With the range of advanced manufacturing systems available on the market, the plant-floor is awash in information. Harnessing that data—organizing it and making it usable—is what yields meaningful performance gains, and that’s a nut that for some has been hard to crack.

For example, if a valve fails on a production line, the operator often knows it immediately—he can see or hear the failure, fix the problem as quickly as possible and resume production. When it happens again under similar circumstances, however, maintenance is none the wiser. Later in the day, management won’t know why that line failed to meet goal and thus won’t ever be able to accurately estimate capacity.

Instead, consider the impact that could be made on operations by making that valve failure visible plant-wide. Maintenance could plan repairs based on predicted uptime/downtime cycles; management could adjust production and profitability assumptions.

To achieve that level of collaboration, manufacturers need a simple and graphical way to make information both visible and actionable throughout the enterprise. But such collaboration is only possible with the visibility provided by role-appropriate dashboards.
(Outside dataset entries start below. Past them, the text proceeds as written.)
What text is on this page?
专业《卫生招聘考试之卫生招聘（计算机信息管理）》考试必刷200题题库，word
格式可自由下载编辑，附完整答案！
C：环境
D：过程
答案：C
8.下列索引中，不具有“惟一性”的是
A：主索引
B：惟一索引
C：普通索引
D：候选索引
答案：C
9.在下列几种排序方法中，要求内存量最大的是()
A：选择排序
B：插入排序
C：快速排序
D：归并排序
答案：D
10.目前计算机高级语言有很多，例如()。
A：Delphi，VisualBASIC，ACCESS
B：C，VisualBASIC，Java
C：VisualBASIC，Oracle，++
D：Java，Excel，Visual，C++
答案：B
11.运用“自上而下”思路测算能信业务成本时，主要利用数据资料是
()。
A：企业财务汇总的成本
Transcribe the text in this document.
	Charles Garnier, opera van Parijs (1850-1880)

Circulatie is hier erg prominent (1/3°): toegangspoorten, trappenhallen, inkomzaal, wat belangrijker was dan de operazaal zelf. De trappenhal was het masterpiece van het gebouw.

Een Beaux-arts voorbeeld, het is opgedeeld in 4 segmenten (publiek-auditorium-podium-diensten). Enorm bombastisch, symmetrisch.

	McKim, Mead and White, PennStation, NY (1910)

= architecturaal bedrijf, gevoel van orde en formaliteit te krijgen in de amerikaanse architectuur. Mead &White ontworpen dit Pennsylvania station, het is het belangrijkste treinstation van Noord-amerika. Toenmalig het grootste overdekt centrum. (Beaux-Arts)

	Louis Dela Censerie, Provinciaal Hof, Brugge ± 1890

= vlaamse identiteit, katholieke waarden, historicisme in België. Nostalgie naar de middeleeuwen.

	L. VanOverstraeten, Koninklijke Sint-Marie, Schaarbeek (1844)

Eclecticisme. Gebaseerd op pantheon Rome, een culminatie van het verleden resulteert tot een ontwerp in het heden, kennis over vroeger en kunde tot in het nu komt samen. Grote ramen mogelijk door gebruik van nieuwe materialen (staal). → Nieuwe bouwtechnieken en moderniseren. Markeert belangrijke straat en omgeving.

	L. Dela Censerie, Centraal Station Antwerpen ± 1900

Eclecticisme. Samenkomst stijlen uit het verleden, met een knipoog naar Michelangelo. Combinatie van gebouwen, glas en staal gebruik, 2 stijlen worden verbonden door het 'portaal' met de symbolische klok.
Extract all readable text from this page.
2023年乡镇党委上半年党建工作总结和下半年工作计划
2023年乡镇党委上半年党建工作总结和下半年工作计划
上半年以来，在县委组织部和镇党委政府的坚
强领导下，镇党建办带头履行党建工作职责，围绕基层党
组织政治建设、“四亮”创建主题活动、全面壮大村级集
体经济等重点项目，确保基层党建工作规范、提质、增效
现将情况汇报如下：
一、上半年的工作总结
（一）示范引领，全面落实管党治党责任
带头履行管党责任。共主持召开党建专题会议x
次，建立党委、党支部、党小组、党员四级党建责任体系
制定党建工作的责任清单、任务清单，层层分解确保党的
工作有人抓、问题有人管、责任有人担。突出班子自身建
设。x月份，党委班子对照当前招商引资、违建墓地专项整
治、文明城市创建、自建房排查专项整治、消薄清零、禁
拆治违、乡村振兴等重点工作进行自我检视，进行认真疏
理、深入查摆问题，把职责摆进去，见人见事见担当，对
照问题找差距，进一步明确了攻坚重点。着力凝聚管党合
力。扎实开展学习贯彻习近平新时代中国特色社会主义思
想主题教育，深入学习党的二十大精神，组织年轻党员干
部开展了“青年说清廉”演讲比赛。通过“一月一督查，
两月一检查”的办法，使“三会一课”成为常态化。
When those dashboards are fed by relevant, timely Manufacturing Intelligence, the result is superior decision-making at every level of an organization.

Software tools, like FactoryTalk VantagePoint, contextualize information from data silos throughout the plant and format it into easy-to-read, fully-customizable dashboards, enabling manufacturers to achieve continuous improvement goals.

When each role-player in the plant has a more complete view of the plant, each can make more informed decisions to positively affect production and profit. For example, when an operator experiences a downtime incident, his dashboard shows him where the exception occurred. Viewing the operator dashboard, the operator sees that Filler 1 is offline; a few additional dashboard clicks enables him to dig deeper for more data on machine performance, such as how much overall downtime has occurred during the past several shifts, or to hone in on a specific time stamp to perform root cause analysis.

Providing others in the operation access to those data points expands decision-making. As shown in the “Maintenance Manager” image, the same downtime data visible to the operator is available on the maintenance dashboard. Maintenance can see that a machine is offline, and click through to see the root cause of the downtime. The trending information available on his dashboard further clarifies that problems appear to be occurring primarily on one shift, enabling him to make immediate decisions on a specific machine-failure to more quickly solve the issue, or to adjust maintenance intervals to reduce or eliminate breakdowns altogether.

If maintenance decides to take down a line for servicing, his dashboard can also show him other issues that line might be experiencing so that he can handle them at the same time. His dashboard can also show output on other lines, helping him to determine the best time to service the problem line and shift production to the others.

Further, the plant manager can view the same information on his dashboard in real time (see “Plant Manager” image), reducing the time either the operator or maintenance personnel need to spend summarizing in formal reports the data, trends, or action taken. In addition to that detailed machine-level information, the plant manager’s dashboard can provide detailed information about OEE or other key performance indicators over multiple shifts.

The critical capability is to enable users to view the information that is relevant to their role and be able to use it regardless of the system from which that information was derived.

That’s just what FactoryTalk VantagePoint allows users to do. Through a Unified Production Model, FactoryTalk VantagePoint can pull information from control systems, sensors, historians, and business systems, contextualize it, and present it effectively in customized dashboards. That customization provides users data at whatever level of detail they require—whether that’s a simple green-means-go-red-means-stop alert, an aggregated snapshot of performance indicators, or whether they need to drill down deeper into a particular detail. The key element is that each is based on the user’s role and scope of decision-making authority. Thus, VantagePoint’s dashboarding capabilities truly put the user in control--of both the information and his own time.

Returning to the filler example above, a plant manager can use VantagePoint to drill down through each screen of his dashboard to get the level and detail of information needed to improve his understanding of all the factors that contribute to profitability: capacity, scrap, materials costs, etc. Most importantly, he can make decisions based on a complete picture of the plant—all from his desktop. That is Manufacturing Intelligence at work.